PUBLICIDADE

‘Testou minha compaixão’: Médico judeu tratou paciente com tatuagens nazistas

O doutor Taylor Nichols

O doutor Taylor Nichols já enfrentou ódio na sala de emergência antes. Ele tratou pacientes racistas, e em cada uma das vezes o médico judeu buscou toda a compaixão possível para fazer seu trabalho.

Até ver um paciente de Covid-19 que abalou a maneira como ele trabalha.

A pele do paciente estava coberta de tatuagens nazistas, incluindo uma grande suástica no peito. Gravemente doente quando chegou de ambulância, o paciente pediu a Nichols que não o deixasse morrer.

Nichols e sua equipe, que incluía uma enfermeira negra e um terapeuta respiratório asiático, se prepararam para intubá-lo, um momento que traz um alto risco durante a pandemia de Covid-19 porque pode expor os profissionais de saúde a gotículas infecciosas. Entretanto, quando se perguntou se o homem com tatuagens nazistas se importaria com sua vida se os papéis fossem invertidos, ele hesitou.

“A pandemia me atingiu, e meu mantra não está tendo o mesmo impacto no momento”, Nichols tuitou no início da última semana. “Todo esse tempo lutando contra os ventos contrários, contra os gladiadores na arena. E eu percebo que talvez não esteja bem”.

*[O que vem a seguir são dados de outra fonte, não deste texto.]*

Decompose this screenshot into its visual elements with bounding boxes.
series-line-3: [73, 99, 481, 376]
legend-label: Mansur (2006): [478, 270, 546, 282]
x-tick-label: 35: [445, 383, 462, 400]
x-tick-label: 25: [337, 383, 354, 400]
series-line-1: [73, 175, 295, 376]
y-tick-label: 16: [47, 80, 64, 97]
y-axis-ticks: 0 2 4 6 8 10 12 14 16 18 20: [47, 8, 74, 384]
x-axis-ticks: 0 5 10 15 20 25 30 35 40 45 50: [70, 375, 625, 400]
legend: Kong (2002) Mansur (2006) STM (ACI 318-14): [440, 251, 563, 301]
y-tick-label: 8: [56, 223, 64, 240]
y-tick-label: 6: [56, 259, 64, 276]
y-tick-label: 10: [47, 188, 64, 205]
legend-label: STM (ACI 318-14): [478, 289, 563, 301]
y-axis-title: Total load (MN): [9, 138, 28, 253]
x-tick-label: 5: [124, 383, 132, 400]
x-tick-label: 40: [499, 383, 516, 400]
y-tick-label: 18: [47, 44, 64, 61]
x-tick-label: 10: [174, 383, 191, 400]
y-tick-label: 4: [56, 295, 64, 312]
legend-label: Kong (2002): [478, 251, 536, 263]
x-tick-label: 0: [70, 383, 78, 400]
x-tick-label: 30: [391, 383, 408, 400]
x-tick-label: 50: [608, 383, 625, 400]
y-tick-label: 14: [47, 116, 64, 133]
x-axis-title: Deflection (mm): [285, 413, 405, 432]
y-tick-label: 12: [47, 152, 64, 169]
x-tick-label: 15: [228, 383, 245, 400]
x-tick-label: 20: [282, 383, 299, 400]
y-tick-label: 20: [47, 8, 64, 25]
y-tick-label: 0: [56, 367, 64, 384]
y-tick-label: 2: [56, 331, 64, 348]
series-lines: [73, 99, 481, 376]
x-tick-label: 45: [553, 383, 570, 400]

Como contou o médico, a compaixão e o compromisso com seus pacientes necessários para fazer seu trabalho diminuíram durante a pandemia. O doutor Nichols deu uma entrevista a John Berman, no programa “New Day” da última sexta-feira (4). 

Embora tenha se declarado grato por ter recebido o alerta, ele se preocupa com a saúde mental de seus colegas de trabalho que podem não ter tratado o estresse causado pela pandemia.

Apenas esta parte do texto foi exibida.